Submission from Dr. A Macyk-Davey
While I was a resident, I suffered an early pregnancy loss while at work. True to form as a medical resident, I finished the day as though nothing had happened. I had not yet seen my own physician and had nothing other than a home pregnancy test, so I sent myself to the Grey Nuns ED for assessment. I had done rotations there as a medical student and PGY-1 so it was likely someone would recognize me, but I also knew that early pregnancy problems were something the staff at GNH were very accustomed to dealing with.

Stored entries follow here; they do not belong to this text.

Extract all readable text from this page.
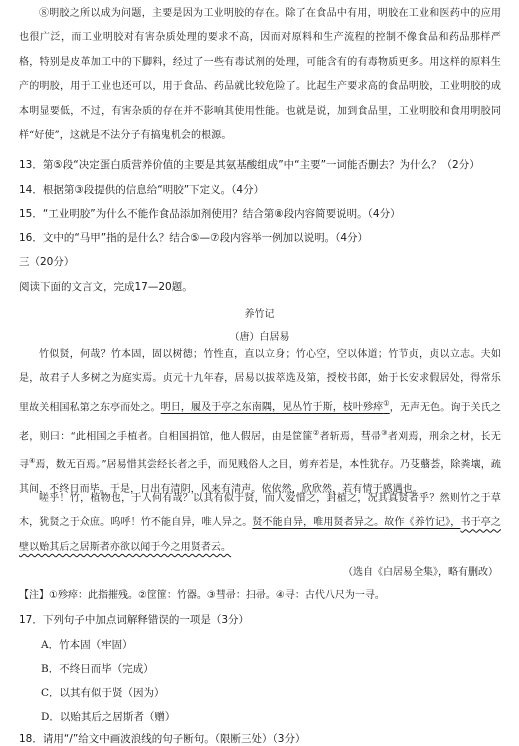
⑧明胶之所以成为问题，主要是因为工业明胶的存在。除了在食品中有用，明胶在工业和医药中的应用也很广泛，而工业明胶对有害杂质处理的要求不高，因而对原料和生产流程的控制不像食品和药品那样严格，特别是皮革加工中的下脚料，经过了一些有毒试剂的处理，可能含有的有毒物质更多。用这样的原料生产的明胶，用于工业也还可以，用于食品、药品就比较危险了。比起生产要求高的食品明胶，工业明胶的成本明显要低，不过，有害杂质的存在并不影响其使用性能。也就是说，加到食品里，工业明胶和食用明胶同样“好使”，这就是不法分子有搞鬼机会的根源。

13．第⑤段“决定蛋白质营养价值的主要是其氨基酸组成”中“主要”一词能否删去？为什么？（2分）
14．根据第③段提供的信息给“明胶”下定义。（4分）
15．“工业明胶”为什么不能作食品添加剂使用？结合第⑧段内容简要说明。（4分）
16．文中的“马甲”指的是什么？结合⑤—⑦段内容举一例加以说明。（4分）
三（20分）
阅读下面的文言文，完成17—20题。
养竹记
（唐）白居易

竹似贤，何哉？竹本固，固以树德；竹性直，直以立身；竹心空，空以体道；竹节贞，贞以立志。夫如是，故君子人多树之为庭实焉。贞元十九年春，居易以拔萃选及第，授校书郎，始于长安求假居处，得常乐里故关相国私第之东亭而处之。明日，履及于亭之东南隅，见丛竹于斯，枝叶殄瘁①，无声无色。询于关氏之老，则曰：“此相国之手植者。自相国捐馆，他人假居，由是筐篚②者斩焉，彗帚③者刈焉，刑余之材，长无寻④焉，数无百焉。”居易惜其尝经长者之手，而见贱俗人之目，剪弃若是，本性犹存。乃芟蘙荟，除粪壤，疏其间，不终日而毕。于是，日出有清阴，风来有清声。依依然，欣欣然，若有情于感遇也。

嗟乎！竹，植物也，于人何有哉？以其有似于贤，而人爱惜之，封植之，况其真贤者乎？然则竹之于草木，犹贤之于众庶。呜呼！竹不能自异，唯人异之。贤不能自异，唯用贤者异之。故作《养竹记》，书于亭之壁以贻其后之居斯者亦欲以闻于今之用贤者云。

（选自《白居易全集》，略有删改）
【注】①殄瘁：此指摧残。②筐篚：竹器。③彗帚：扫帚。④寻：古代八尺为一寻。
17．下列句子中加点词解释错误的一项是（3分）
A．竹本固（牢固）
B．不终日而毕（完成）
C．以其有似于贤（因为）
D．以贻其后之居斯者（赠）
18．请用“/”给文中画波浪线的句子断句。（限断三处）（3分）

I turned up a couple of days later for a followup beta-hCG as directed, bringing a textbook on breast pathology and planning to settle as best as I could into an out-of-the-way plastic chair to wait for my result. The triage nurse went through her usual routine with my history and vitals, then turned to me and said “Have you had a good cry yet?” For a moment I couldn’t answer – if there is such a thing as a good punch in the gut, that’s what it felt like, because she was telling me “you’ve lost something, you have a right to cry for it.” After my venipuncture, I had barely got through the first few pages when the emerg doc came over and said quietly: “Go home, I’ll call you.” I felt a little uncomfortable because I wondered if I was being treated differently as a physician myself, but I am still grateful. Those two short sentences from the nurse and physician did more for me than they probably ever imagined.

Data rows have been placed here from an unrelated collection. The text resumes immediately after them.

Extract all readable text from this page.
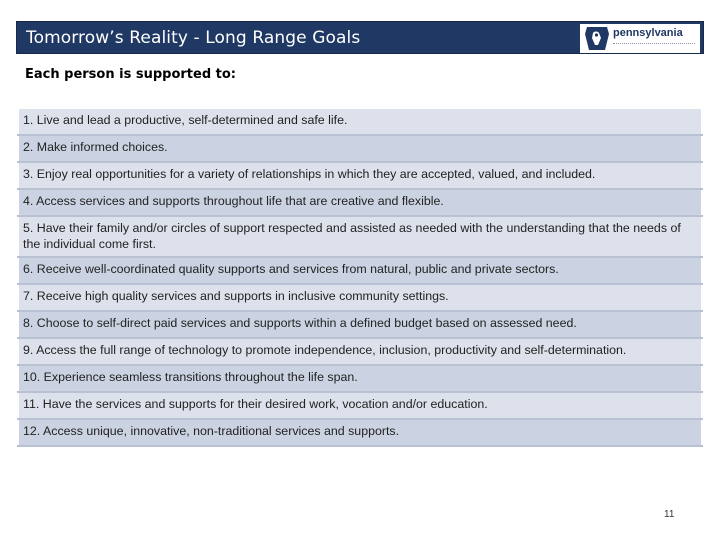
Tomorrow’s Reality - Long Range Goals	pennsylvania
Each person is supported to:
1. Live and lead a productive, self-determined and safe life.
2. Make informed choices.
3. Enjoy real opportunities for a variety of relationships in which they are accepted, valued, and included.
4. Access services and supports throughout life that are creative and flexible.
5. Have their family and/or circles of support respected and assisted as needed with the understanding that the needs of the individual come first.
6. Receive well-coordinated quality supports and services from natural, public and private sectors.
7. Receive high quality services and supports in inclusive community settings.
8. Choose to self-direct paid services and supports within a defined budget based on assessed need.
9. Access the full range of technology to promote independence, inclusion, productivity and self-determination.
10. Experience seamless transitions throughout the life span.
11. Have the services and supports for their desired work, vocation and/or education.
12. Access unique, innovative, non-traditional services and supports.
11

Submission from Dr. B Cornelson
When I come into the exam room and patients are sitting with their coats on their laps I ask if I can hang it up for them. A simple courtesy, yet I often hear “No doctor has ever hung my coat up for me.” To start the interview, instead of the hackneyed “What brings you in today?” I ask “How can I help you today?” It sets the tone that I’m there to be of service. After I’ve examined them I help them up off the exam table and make sure they’re stable getting down. For me, patient safety; for them, attentiveness. If I’m sending them out with more than a couple instructions I provide them with a quick letter summarizing them. They often say “I’ll put this on my fridge”. Courtesy and adherence! And then of course I help them get their coat back on at the end. Little courtesies, big impact. I’m fortunate to have a practice that allows me the time to provide these courtesies, but they really only take a few seconds.
Submission from Dr. D Fung
During a long-term care COVID-19 outbreak, I saw a patient with a fever & sat next to them.
They had chocolate ice cream in a cup on their table, untouched. Who wouldn’t want ice-cream while febrile? I spent 30 minutes carefully feeding them the cup. When I stepped out, nurses were surprised I was successful.
Turns out patient didn’t recognize me as regular nursing staff, wasn’t scared I would try to provide care, & let me feed them. My own love of ice cream & taking the time to sit & feed a patient helped them have one of the last “sweet” moments before succumbing to COVID-19.
I have yet to regret kindness – especially at work. I administered something that helped someone feel better. We talk about laughter as the best medicine. Maybe kindness can give it a run for its money!